As sentimental as I have become about chile, it’s hard for me to imagine what it means to not just leave your home willingly, as I did, but to flee it, as many of our clients at the GRC have. When leaving their homes, refugees leave behind possessions, friends, and even family members. But most of all, they are leaving behind an entire culture, the familiarity of language, religion, geography, and even food. The good news, though, is that recipes are replaceable, especially when learned by the side of a loved one and the taste of familiar foods can instantly transport us home or really anywhere in the world.

This week, as part of our A Walk in Their Shoes event, the GRC clients, staff and volunteers worked together to make a sampling of the food that is important to the culture of our clients. Among the ten or twelve dishes available, my favorites were samboosas, doro wat and injera. Samboosas are a Somalian dish, a fried dough triangle filled with a spicy and flavorful mixture of vegetables and beef. Doro wat is an Ethiopian dish, a stew of chicken, hard-boiled eggs and a spicy base made from chili paste. Injera is bread-like dish from many African cultures. It is a spongy flat bread that has a taste similar to sourdough bread and goes well with most dishes, especially the doro wat.

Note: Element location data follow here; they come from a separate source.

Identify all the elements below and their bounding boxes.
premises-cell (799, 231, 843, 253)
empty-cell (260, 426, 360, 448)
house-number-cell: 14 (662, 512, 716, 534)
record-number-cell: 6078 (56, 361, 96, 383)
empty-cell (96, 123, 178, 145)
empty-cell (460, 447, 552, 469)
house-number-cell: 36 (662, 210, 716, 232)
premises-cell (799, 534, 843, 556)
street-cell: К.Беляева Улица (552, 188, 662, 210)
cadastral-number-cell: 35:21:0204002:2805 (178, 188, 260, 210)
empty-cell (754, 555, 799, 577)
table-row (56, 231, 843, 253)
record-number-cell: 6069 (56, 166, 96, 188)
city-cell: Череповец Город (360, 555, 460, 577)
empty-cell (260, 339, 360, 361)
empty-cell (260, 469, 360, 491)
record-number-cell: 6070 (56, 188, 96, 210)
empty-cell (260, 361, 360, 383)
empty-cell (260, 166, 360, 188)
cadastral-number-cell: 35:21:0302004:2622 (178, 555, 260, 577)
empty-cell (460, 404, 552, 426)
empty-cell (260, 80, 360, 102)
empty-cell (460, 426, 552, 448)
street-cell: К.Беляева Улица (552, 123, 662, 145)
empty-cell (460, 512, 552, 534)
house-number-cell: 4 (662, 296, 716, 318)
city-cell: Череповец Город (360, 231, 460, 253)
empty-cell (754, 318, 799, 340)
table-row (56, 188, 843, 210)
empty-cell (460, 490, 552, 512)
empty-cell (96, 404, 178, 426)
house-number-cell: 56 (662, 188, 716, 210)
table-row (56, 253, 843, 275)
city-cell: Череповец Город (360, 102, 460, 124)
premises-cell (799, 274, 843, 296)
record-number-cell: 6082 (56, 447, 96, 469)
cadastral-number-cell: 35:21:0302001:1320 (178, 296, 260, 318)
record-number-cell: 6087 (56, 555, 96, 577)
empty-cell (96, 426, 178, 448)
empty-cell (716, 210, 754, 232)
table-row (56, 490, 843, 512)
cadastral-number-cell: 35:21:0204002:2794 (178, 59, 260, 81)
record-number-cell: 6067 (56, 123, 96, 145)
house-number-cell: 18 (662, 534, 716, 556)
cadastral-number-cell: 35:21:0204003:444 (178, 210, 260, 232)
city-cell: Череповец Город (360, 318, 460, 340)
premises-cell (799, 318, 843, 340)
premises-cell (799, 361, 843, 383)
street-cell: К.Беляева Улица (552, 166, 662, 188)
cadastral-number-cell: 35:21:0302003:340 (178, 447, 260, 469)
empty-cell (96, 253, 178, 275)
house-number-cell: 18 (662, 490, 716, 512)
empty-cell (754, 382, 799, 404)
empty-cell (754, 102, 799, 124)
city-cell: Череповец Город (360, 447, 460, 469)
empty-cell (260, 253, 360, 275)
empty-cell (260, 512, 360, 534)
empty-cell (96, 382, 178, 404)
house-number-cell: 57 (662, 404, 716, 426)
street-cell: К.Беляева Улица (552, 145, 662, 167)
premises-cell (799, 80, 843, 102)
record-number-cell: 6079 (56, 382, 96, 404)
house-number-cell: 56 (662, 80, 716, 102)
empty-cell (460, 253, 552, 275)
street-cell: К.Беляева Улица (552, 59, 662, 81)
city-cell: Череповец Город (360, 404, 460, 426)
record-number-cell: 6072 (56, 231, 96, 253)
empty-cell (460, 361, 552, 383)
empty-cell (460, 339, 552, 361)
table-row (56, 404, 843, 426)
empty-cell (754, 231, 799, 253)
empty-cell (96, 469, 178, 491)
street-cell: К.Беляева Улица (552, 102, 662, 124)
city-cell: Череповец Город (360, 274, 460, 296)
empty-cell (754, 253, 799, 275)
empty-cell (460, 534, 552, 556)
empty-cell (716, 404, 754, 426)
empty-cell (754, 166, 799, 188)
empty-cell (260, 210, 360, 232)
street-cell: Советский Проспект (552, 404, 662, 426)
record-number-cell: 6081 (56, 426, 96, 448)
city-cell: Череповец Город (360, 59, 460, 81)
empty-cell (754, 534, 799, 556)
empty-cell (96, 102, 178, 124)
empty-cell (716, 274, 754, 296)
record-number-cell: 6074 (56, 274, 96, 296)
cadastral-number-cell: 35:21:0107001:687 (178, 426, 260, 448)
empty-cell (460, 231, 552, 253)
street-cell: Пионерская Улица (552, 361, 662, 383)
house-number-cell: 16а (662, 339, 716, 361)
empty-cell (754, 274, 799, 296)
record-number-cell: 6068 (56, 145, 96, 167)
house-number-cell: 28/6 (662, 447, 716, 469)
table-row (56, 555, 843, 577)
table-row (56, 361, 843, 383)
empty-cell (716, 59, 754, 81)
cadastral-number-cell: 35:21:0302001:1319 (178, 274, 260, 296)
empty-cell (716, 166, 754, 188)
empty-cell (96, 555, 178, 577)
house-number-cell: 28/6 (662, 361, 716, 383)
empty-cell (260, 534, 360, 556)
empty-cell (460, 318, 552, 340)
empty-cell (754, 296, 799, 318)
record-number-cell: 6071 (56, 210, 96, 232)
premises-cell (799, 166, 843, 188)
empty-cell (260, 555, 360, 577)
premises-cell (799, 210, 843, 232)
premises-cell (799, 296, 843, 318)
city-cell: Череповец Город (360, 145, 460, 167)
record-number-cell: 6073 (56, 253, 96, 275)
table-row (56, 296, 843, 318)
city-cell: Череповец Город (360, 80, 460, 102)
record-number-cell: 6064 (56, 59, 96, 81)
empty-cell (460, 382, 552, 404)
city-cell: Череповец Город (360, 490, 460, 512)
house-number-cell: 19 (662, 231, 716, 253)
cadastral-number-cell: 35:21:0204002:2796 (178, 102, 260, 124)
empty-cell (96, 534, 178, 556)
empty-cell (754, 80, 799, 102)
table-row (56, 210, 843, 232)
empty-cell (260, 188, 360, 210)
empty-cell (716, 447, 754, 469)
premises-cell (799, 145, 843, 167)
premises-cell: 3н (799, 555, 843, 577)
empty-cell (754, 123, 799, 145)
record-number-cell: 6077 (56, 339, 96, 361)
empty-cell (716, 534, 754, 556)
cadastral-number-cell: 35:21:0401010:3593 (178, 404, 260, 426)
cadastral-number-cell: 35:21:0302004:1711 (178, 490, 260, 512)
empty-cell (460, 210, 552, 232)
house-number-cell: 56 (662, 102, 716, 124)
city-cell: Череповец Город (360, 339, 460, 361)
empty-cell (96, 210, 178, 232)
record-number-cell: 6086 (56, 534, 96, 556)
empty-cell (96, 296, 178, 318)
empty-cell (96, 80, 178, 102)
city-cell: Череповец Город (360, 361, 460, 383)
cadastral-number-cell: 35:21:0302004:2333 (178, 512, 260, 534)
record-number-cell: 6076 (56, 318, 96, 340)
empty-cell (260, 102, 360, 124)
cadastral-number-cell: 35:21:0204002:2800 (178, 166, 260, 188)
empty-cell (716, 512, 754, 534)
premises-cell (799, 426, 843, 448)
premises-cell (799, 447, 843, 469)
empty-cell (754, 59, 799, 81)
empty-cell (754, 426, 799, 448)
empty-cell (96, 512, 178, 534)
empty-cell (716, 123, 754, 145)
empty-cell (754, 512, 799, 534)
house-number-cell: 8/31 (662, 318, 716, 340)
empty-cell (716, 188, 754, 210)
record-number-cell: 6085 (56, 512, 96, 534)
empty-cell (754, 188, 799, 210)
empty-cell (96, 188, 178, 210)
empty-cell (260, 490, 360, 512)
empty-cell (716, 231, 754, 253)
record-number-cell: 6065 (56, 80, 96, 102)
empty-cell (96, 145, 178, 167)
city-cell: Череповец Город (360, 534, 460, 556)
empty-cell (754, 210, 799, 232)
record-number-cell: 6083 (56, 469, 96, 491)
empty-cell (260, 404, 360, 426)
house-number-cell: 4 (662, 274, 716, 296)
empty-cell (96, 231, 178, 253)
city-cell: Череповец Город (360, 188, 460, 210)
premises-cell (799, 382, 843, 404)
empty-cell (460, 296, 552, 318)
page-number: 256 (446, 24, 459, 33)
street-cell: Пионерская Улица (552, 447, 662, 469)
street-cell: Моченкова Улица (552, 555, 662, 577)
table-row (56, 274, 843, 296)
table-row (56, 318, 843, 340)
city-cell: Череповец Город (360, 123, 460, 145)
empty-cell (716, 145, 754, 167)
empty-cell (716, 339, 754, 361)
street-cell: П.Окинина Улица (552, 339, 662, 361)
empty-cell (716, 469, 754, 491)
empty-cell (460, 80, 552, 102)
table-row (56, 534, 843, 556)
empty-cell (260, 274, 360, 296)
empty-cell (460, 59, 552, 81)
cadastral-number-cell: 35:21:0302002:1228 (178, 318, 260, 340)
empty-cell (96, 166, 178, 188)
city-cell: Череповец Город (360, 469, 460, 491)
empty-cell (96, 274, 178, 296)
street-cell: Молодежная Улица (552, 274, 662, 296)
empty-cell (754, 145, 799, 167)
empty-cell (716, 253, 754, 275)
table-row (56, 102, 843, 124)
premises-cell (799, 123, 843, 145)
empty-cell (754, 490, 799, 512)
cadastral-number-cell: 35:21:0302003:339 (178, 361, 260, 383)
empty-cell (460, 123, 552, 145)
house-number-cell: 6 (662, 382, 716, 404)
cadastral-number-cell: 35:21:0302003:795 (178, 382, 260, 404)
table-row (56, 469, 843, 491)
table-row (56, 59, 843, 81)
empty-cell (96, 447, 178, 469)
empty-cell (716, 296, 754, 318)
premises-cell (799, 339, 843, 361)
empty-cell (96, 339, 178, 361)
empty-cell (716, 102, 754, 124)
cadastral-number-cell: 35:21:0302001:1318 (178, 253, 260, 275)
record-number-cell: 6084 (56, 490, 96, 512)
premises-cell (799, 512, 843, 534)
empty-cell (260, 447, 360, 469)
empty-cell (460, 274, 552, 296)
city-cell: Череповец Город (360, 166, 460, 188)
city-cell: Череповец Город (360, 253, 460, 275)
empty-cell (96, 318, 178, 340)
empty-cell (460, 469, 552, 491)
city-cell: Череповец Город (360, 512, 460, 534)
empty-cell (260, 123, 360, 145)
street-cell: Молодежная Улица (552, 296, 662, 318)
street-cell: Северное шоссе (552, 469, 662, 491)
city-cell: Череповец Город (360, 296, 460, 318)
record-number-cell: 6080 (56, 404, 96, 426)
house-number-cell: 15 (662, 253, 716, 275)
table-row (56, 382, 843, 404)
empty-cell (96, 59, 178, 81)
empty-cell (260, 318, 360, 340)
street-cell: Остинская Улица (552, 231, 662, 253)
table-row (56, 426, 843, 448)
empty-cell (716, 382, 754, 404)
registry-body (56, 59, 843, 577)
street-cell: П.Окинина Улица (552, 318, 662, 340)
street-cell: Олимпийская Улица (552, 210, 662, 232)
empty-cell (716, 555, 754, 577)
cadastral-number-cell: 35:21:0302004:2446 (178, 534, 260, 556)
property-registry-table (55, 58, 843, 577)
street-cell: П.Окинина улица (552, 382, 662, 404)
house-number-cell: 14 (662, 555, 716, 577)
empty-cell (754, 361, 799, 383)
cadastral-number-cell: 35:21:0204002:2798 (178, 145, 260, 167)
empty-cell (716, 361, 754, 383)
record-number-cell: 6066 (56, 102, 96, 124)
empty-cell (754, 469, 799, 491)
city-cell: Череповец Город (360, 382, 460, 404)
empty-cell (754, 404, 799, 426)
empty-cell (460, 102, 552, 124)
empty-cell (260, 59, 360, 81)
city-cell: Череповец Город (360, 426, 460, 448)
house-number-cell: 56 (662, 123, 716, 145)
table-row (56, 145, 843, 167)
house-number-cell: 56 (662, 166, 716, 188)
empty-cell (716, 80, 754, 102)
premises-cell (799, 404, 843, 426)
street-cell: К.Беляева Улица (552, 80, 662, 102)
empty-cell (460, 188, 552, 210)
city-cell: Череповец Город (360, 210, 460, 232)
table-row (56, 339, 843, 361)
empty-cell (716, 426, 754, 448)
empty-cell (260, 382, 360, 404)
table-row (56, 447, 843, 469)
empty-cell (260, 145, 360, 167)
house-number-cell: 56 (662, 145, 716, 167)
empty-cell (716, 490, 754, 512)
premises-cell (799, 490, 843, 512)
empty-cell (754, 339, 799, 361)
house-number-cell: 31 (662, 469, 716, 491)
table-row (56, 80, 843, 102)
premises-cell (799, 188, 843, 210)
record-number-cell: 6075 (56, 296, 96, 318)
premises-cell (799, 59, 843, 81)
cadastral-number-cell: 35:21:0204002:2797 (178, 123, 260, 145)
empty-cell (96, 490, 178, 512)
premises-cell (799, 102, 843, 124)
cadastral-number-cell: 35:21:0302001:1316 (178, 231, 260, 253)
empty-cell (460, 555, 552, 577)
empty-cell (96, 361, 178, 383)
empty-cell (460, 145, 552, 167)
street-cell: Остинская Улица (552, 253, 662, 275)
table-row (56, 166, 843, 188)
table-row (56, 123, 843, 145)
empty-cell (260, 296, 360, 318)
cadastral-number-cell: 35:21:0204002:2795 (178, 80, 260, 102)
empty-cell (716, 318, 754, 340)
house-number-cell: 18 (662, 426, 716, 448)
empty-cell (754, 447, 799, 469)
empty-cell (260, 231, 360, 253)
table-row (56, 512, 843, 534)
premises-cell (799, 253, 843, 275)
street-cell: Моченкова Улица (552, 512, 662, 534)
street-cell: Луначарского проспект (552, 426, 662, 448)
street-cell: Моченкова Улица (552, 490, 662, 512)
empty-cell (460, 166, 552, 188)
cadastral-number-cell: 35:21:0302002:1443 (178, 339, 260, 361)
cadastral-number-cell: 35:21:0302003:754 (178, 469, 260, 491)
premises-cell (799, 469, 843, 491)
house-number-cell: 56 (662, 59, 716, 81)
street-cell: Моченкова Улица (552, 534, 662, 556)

For me, and hopefully for all those people who attended the event, tasting these foods gave me a sense of the flavors of Somalia, Ethiopia and other places I could never really imagine. It gave me a sense of the people I work with in the GRC office and help teach in ESL classes. But mostly tasting this delicious food reminded me of what new refugees are working for.

Refugees are more than victims of civil war and conflict, they are people with a history and a culture that they bring with them in relocation. In addition to the struggles of assimilating to a new culture, they must also maintain the one they left behind. While it is our responsibility to welcome refugees into our homeland and our culture, it’s also important to remember what they have to offer us.

Throughout our shared thread of global history, America has welcomed refugees, from famine, poverty, war and conflict who, not only found shelter in the promise of our nation, but also shaped many aspects of our American culture. Refugees are contributors to our melting-pot-tossed-salad-society in everything from religion to language and even food. So this new influx of refugees from Somalia, Ethiopia, Eritrea, etc is not a burden on our culture, as some people seem to think, but a new and exciting chapter of our history, an arrival of ideas, religion, language, beliefs and delicious foods into the life of our ever-changing society.